Schistidium spinosum
- Conservation status: Critically Endangered (IUCN 3.1)

Scientific classification
- Kingdom: Plantae
- Division: Bryophyta
- Class: Bryopsida
- Subclass: Dicranidae
- Order: Grimmiales
- Family: Grimmiaceae
- Genus: Schistidium
- Species: S. spinosum
- Binomial name: Schistidium spinosum H.H.Blom & Lüth

= Schistidium spinosum =

- Genus: Schistidium
- Species: spinosum
- Authority: H.H.Blom & Lüth
- Conservation status: CR

Species of moss

Schistidium spinosum, also known as Dorniges Rotkäppchenmoos in German or Fendillette épineuse in French, is a very rare species of moss in the family Grimmiaceae native to Austria, France, Germany, and Switzerland. It is threatened with extinction.

==Description==
Schistidium spinosum is a small, olive-green moss that forms round cushions or tufts. The individual plants have orange-red, strongly branched, 0.50–1.35 cm long stems. The epidermis is composed of 1–2 rows of thick-walled cells. The imbricate, smooth, erect, straight, narrowly ovate-lanceolate to ovate-triangular, 1.45–2.20(–2.50) mm long, and 0.30–0.60(–0.70) mm wide leaves are arranged in distinct spiral rows.

==Taxonomy==
It was described by Hans H. Blom and Michael Lüth in 2002. The type specimen was collected on the 14 December 1998 by Michael Lüth in a rock quarry in the Yachtal by Elzach, Black Forest, Baden-Württemberg, Germany at an elevation of 600 m above sea level.

===Etymology===
The specific epithet spinosum means thorny or prickly.
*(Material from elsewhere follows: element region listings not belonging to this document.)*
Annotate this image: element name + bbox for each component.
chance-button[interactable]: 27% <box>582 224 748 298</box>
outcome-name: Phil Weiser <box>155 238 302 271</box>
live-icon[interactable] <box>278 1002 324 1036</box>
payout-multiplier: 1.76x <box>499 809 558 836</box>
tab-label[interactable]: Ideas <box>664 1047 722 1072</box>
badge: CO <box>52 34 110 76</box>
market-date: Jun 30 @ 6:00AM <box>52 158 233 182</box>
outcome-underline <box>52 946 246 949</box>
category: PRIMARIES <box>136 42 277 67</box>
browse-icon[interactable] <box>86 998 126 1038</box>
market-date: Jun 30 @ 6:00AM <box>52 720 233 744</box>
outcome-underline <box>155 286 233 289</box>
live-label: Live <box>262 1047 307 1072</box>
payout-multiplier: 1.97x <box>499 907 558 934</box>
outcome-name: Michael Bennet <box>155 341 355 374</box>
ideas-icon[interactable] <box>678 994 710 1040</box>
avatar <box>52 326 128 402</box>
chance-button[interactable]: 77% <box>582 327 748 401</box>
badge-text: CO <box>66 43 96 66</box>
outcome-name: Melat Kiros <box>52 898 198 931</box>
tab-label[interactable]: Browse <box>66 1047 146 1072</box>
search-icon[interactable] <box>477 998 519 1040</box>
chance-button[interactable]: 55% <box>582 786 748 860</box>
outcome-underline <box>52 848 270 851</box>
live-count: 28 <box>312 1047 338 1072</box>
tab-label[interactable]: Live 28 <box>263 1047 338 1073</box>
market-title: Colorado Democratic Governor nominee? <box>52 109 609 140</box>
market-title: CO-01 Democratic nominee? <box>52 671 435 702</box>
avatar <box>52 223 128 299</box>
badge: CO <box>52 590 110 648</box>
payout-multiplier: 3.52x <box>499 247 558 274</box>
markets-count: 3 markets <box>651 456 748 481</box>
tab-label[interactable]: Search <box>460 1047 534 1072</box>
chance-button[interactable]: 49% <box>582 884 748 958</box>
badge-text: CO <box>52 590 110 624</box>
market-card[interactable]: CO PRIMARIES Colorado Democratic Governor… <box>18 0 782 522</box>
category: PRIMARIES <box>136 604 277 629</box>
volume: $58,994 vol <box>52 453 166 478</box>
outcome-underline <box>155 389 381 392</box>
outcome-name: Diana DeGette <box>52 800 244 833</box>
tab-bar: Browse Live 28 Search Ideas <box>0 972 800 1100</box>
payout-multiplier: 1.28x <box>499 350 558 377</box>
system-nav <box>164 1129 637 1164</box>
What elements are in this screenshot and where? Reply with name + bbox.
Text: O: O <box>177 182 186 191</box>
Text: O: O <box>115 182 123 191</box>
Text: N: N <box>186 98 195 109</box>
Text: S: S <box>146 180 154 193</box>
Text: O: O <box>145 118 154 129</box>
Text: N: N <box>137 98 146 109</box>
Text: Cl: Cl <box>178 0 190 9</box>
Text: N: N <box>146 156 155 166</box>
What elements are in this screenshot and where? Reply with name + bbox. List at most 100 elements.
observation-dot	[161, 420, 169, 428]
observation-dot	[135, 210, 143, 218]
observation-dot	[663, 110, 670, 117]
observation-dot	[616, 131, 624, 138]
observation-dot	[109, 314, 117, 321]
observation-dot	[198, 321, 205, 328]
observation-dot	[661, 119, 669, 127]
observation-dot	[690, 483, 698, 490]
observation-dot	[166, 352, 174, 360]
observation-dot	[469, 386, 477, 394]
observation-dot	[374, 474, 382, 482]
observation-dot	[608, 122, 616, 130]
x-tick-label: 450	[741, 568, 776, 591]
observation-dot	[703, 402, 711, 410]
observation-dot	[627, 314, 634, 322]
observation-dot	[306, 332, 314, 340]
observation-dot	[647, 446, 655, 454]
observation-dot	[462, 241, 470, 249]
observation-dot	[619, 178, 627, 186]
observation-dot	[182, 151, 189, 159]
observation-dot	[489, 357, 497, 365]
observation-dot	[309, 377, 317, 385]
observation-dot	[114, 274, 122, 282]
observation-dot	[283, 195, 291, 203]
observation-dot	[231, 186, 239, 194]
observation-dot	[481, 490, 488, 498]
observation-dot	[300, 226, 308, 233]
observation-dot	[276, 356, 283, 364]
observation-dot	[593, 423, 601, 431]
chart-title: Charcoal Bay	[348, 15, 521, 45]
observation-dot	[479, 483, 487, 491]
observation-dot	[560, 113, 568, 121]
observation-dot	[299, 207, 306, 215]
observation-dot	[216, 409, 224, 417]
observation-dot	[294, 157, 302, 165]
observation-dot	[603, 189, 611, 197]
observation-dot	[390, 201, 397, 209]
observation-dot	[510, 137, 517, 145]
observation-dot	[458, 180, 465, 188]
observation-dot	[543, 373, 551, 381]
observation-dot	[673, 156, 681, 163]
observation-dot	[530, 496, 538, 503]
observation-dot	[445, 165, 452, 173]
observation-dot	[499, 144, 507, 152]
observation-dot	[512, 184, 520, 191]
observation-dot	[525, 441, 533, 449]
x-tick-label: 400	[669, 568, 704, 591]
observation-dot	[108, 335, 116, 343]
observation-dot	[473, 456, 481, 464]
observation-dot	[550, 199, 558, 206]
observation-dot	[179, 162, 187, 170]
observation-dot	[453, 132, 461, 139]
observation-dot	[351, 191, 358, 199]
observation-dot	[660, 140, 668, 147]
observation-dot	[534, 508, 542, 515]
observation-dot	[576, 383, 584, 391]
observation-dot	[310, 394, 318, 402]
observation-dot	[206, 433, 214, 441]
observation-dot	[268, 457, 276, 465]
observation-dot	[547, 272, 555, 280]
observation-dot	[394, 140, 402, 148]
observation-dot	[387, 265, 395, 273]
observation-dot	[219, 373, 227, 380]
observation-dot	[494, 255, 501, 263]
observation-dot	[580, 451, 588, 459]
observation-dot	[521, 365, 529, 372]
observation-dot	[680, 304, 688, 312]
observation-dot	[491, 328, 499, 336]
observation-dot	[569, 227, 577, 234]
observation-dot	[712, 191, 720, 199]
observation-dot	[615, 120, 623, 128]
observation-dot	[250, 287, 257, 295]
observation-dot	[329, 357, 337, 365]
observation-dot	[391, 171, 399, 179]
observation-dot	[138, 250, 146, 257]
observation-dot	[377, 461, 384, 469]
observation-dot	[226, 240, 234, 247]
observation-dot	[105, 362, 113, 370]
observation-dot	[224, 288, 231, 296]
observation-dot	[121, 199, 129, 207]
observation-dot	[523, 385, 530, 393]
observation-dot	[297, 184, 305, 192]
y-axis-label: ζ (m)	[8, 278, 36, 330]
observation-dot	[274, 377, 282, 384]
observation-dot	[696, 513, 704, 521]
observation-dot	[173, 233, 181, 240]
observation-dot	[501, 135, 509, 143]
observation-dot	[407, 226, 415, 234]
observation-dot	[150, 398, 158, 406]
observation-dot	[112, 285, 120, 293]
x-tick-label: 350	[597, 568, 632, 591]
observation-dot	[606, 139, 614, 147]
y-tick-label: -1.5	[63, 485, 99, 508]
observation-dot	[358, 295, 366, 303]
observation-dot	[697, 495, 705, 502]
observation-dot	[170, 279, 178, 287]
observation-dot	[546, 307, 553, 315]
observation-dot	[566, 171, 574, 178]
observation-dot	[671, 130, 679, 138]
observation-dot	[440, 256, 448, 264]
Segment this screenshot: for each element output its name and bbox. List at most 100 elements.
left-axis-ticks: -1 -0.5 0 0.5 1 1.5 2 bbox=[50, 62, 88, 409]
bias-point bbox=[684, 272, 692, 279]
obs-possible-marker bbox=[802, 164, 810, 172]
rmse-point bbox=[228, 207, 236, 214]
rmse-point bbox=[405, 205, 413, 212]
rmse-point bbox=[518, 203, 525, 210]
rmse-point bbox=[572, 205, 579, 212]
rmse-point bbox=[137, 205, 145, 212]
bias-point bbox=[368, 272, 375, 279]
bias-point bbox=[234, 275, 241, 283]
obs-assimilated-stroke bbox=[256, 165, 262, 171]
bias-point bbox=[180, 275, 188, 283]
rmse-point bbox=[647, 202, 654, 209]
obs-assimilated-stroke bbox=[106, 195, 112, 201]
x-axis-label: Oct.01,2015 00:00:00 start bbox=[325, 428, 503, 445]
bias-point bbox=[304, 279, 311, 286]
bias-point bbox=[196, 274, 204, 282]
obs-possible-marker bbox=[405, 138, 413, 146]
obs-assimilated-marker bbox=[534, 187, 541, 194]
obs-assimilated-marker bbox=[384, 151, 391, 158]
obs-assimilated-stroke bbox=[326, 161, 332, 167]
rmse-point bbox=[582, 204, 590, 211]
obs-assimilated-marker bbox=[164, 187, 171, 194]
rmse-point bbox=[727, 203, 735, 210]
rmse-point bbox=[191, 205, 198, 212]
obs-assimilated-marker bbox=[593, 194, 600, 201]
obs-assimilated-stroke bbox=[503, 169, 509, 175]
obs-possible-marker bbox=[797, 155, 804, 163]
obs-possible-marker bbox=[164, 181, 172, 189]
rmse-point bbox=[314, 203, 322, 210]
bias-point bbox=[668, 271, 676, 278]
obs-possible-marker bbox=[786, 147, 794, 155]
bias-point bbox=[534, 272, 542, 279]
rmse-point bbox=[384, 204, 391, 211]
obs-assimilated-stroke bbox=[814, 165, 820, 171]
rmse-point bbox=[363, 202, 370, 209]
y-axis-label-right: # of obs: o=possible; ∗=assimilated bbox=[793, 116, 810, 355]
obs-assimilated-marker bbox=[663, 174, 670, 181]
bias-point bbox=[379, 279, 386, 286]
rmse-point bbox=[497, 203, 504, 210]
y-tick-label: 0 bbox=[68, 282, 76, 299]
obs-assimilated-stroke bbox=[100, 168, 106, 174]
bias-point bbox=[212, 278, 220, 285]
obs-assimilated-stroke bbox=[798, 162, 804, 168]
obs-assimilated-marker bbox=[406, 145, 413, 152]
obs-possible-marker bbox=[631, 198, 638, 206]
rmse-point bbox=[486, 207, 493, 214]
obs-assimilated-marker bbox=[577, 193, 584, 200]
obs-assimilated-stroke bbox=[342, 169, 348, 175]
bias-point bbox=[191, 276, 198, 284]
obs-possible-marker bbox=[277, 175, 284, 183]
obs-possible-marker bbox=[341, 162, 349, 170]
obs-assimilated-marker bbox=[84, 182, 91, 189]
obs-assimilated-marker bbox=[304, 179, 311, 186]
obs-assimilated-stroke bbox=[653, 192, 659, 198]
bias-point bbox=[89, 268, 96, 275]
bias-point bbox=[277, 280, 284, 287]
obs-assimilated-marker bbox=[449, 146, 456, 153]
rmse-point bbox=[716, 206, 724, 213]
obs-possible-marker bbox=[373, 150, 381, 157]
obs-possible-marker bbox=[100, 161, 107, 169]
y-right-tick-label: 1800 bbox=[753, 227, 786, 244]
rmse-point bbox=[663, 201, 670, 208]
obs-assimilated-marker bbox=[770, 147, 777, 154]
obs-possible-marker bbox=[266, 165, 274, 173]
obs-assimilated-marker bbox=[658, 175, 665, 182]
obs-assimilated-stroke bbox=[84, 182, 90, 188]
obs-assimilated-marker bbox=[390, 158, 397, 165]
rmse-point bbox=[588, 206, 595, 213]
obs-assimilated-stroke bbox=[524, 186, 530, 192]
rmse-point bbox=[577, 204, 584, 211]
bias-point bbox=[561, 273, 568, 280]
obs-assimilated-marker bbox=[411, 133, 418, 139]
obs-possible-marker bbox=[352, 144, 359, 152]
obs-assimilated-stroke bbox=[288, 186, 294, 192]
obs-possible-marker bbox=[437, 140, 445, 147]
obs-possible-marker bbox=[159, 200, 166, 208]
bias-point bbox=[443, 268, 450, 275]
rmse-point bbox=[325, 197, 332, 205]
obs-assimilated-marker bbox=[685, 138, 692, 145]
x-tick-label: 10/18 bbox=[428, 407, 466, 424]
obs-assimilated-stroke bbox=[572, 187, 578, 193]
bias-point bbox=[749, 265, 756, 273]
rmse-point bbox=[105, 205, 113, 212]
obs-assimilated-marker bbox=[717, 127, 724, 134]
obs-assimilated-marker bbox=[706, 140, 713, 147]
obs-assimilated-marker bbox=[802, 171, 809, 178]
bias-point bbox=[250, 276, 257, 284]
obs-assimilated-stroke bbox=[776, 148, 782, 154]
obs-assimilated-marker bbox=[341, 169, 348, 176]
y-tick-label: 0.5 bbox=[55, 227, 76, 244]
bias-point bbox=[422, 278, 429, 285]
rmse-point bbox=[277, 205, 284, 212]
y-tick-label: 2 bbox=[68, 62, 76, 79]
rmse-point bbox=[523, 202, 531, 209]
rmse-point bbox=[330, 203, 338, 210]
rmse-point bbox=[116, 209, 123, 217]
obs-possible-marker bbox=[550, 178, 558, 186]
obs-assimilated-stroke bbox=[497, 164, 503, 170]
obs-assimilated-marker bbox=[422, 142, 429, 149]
==Distribution and habitat==
It is native to Austria, France, Germany, and Switzerland, where it grows on siliceous rocks in hill and mountain areas at elevations of 450–2300 m above sea level. It colonises surfaces that have been exposed to the elements for at least 50–100 years.

==Conservation==
It is a critically endangered species with less than 250 individual-equivalents (= 1 m^{2} on which the species grows) restricted to about 20 locations with an estimated area of occupancy of 80 km^{2}. In Switzerland, it is critically endangered and only known from 2 locations. In Germany, it is categorised as data deficient but the populations in Thuringia and Bavaria have experienced a sharp decline. A project focussing on the conservation of Schistidium spinosum was started by the State Museum of Natural History Stuttgart.